Taiwan is in price negotiations to buy six Alenia Aermacchi C-27J Spartans for its armed forces, with industry sources expecting the deal to go ahead in the next year.
Taipei has been assessing the C-27J and EADS Casa CN-235 for its medium tactical airlift capability for several years, and industry sources say that it has decided to go ahead with the Spartans.
The purchase will be made through the US government's foreign military sales mechanism, they add. The US Air Force is buying the C-27J Spartans, an upgraded version of the Alenia G222, under its Joint Cargo Aircraft programme. Alenia and L-3 Communications are partners in Global Military Aircraft Systems, the joint venture that is responsible for marketing the aircraft to the US military.

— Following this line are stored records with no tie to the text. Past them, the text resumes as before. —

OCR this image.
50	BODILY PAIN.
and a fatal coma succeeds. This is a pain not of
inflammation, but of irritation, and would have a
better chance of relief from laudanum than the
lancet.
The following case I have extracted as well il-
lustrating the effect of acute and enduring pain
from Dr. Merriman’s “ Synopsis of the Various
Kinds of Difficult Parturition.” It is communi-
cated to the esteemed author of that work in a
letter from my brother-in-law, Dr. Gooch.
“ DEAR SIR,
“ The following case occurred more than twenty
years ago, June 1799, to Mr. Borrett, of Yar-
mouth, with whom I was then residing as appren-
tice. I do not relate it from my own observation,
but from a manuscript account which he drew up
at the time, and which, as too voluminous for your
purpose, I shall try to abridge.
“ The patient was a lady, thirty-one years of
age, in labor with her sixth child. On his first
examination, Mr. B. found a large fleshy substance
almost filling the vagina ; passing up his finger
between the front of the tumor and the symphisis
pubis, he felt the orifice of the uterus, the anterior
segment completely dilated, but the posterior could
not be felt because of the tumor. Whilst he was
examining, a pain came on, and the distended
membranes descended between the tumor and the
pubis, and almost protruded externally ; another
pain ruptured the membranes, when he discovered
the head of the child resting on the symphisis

Any deal is likely to raise a protest from China, which has consistently opposed arms sales to Taiwan. Beijing has regarded Taipei as a renegade province since their split in 1949, and has threatened to attack if the island declares independence. However, given that this is not an offensive weapon, like fighter aircraft, it is unlikely to be a major bilateral issue, say the sources.
The USA, which switched diplomatic ties to Beijing in 1979, is legally obliged to help Taiwan defend itself. However, it has long dithered on Taipei's biggest aim, a 2001 request to buy 66 Lockheed Martin F-16C/Ds worth $1.3 billion.
In October 2008, Washington approved a $6.5 billion arms package that includes 30 Boeing AH-64D Apache Longbow attack helicopters, upgrades to four Northrop Grumman E-2C Hawkeye airborne early warning and control system aircraft and spare parts for Taipei's Lockheed F-16A/B and Northrop F-5 fighters. Under an earlier $1.3 billion deal, Lockheed will also refurbish 12 P-3Cs that are in storage in the USA.
Industry sources say that Washington is also likely to approve Taiwan's request for 60 Sikorsky UH-60 Black Hawk utility helicopters in September or October.